Climate change and rising sea levels also pose a genuine threat to the industry, with several legacy landing stations in Europe built too close to the beach already in danger of inundation, but one perceived threat that both amuses and infuriates Graham is the idea that sharks attack the cables.

He tells an amusing story about being interviewed at Noosa Spit for the National Geographic program Drain The Oceans, when he refuted the shark myth, only to discover when the program aired that he was introduced over a shot of a huge shark swimming towards the camera.

“Sharks do bite our cables, but if you want to put it in context, 83 per cent of all cable breaks occur in shallow waters of less than 200 metres and are caused by shipping or anchoring.

“The rest happen in deeper water from a whole bunch of causes, including a very small number of shark bites.”

Graham also derives some amusement from the fact that if someone complains that the internet is having a slow day, he can provide the answer.

“My dentist did exactly that the other day and I shocked him by knowing the answer – that a cable had broken down and slowed the system. What happens if there is a breakdown is that the data packets are automatically switched to another route and sometimes that route will be slower because the latency [transmission delay] is greater.”

The Sunshine Coast project is not only the first municipally-funded cable and landing station in Australia, it is the first outside the three cable protection zones declared in 2007, two in Sydney and one in Perth, which receive the bulk of our internet communications for distribution around the country.

So what’s in it for us?

According to Sunshine Coast Council, “The project will be a great incentive in attracting new business and industry, particularly organisations with big data requirements. High-capacity data connectivity straight into the economic powerhouses in Asia will be a massive stimulus for the local and wider Queensland economies, creating jobs and encouraging investment well into the future.

“The cable will help to futureproof the Sunshine Coast telecommunications capacity and increase our smart city capability, ensuring access to important data networks.”

I asked Graham Evans to drill down and idiot-proof that for a home NBN user.

I expected him to groan but he took a long pull of coffee and leapt in with enthusiasm.

“There is a tremendous local advantage in having a regional landing centre, some of which I didn’t foresee.

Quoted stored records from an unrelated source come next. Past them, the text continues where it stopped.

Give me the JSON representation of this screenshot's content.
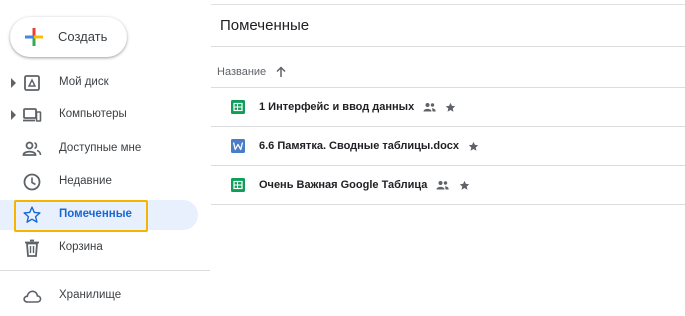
{
  "sidebar": {
    "create_label": "Создать",
    "items": [
      {
        "label": "Мой диск",
        "icon": "drive-icon",
        "expandable": true
      },
      {
        "label": "Компьютеры",
        "icon": "computers-icon",
        "expandable": true
      },
      {
        "label": "Доступные мне",
        "icon": "shared-icon",
        "expandable": false
      },
      {
        "label": "Недавние",
        "icon": "clock-icon",
        "expandable": false
      },
      {
        "label": "Помеченные",
        "icon": "star-icon",
        "expandable": false,
        "selected": true
      },
      {
        "label": "Корзина",
        "icon": "trash-icon",
        "expandable": false
      }
    ],
    "storage_label": "Хранилище",
    "highlight_color": "#f4b400",
    "selected_color": "#1967d2"
  },
  "main": {
    "title": "Помеченные",
    "column_header": "Название",
    "sort_direction": "ascending",
    "files": [
      {
        "name": "1 Интерфейс и ввод данных",
        "type": "google-sheets",
        "icon_color": "#0f9d58",
        "shared": true,
        "starred": true
      },
      {
        "name": "6.6 Памятка. Сводные таблицы.docx",
        "type": "word-docx",
        "icon_color": "#4a7cc7",
        "shared": false,
        "starred": true
      },
      {
        "name": "Очень Важная Google Таблица",
        "type": "google-sheets",
        "icon_color": "#0f9d58",
        "shared": true,
        "starred": true
      }
    ]
  }
}
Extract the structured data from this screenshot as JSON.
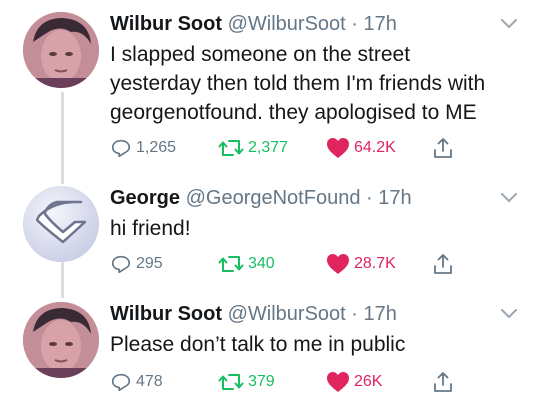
{
  "tweets": [
    {
      "name": "Wilbur Soot",
      "handle": "@WilburSoot",
      "time": "· 17h",
      "lines": [
        "I slapped someone on the street",
        "yesterday then told them I'm friends with",
        "georgenotfound. they apologised to ME"
      ],
      "replies": "1,265",
      "retweets": "2,377",
      "likes": "64.2K",
      "avatar": "wilbur-avatar"
    },
    {
      "name": "George",
      "handle": "@GeorgeNotFound",
      "time": "· 17h",
      "lines": [
        "hi friend!"
      ],
      "replies": "295",
      "retweets": "340",
      "likes": "28.7K",
      "avatar": "george-avatar"
    },
    {
      "name": "Wilbur Soot",
      "handle": "@WilburSoot",
      "time": "· 17h",
      "lines": [
        "Please don’t talk to me in public"
      ],
      "replies": "478",
      "retweets": "379",
      "likes": "26K",
      "avatar": "wilbur-avatar"
    }
  ],
  "colors": {
    "retweet": "#17bf63",
    "like": "#e0245e",
    "muted": "#657786",
    "thread_line": "#d7dde2"
  },
  "icons": [
    "reply-icon",
    "retweet-icon",
    "heart-icon",
    "share-icon",
    "chevron-down-icon"
  ]
}
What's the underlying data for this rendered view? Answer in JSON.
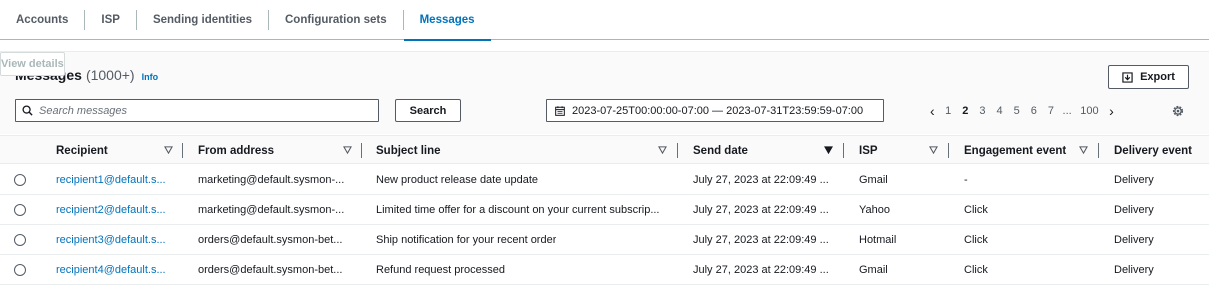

“What is happening is that they are building a facility to back-haul the data to Brisbane from what we call the ‘point of presence’.

“What that means for Queensland is that if there are breakdowns on the main routes, Queensland won’t suffer.

“As of now, the Sunshine Coast can offer the world a five-millisecond transit advantage over Sydney in the delivery of a packet of data. That advantage will also be made available to local users.

“If you’re currently using NBN, your maximum download speed is probably 70MB per second and upload about 20MB, whereas in Singapore I have 1GB per second, so there’s a huge space for improvement.

“Financial institutions in particular could be attracted to the Sunshine Coast by that 5ms advantage.”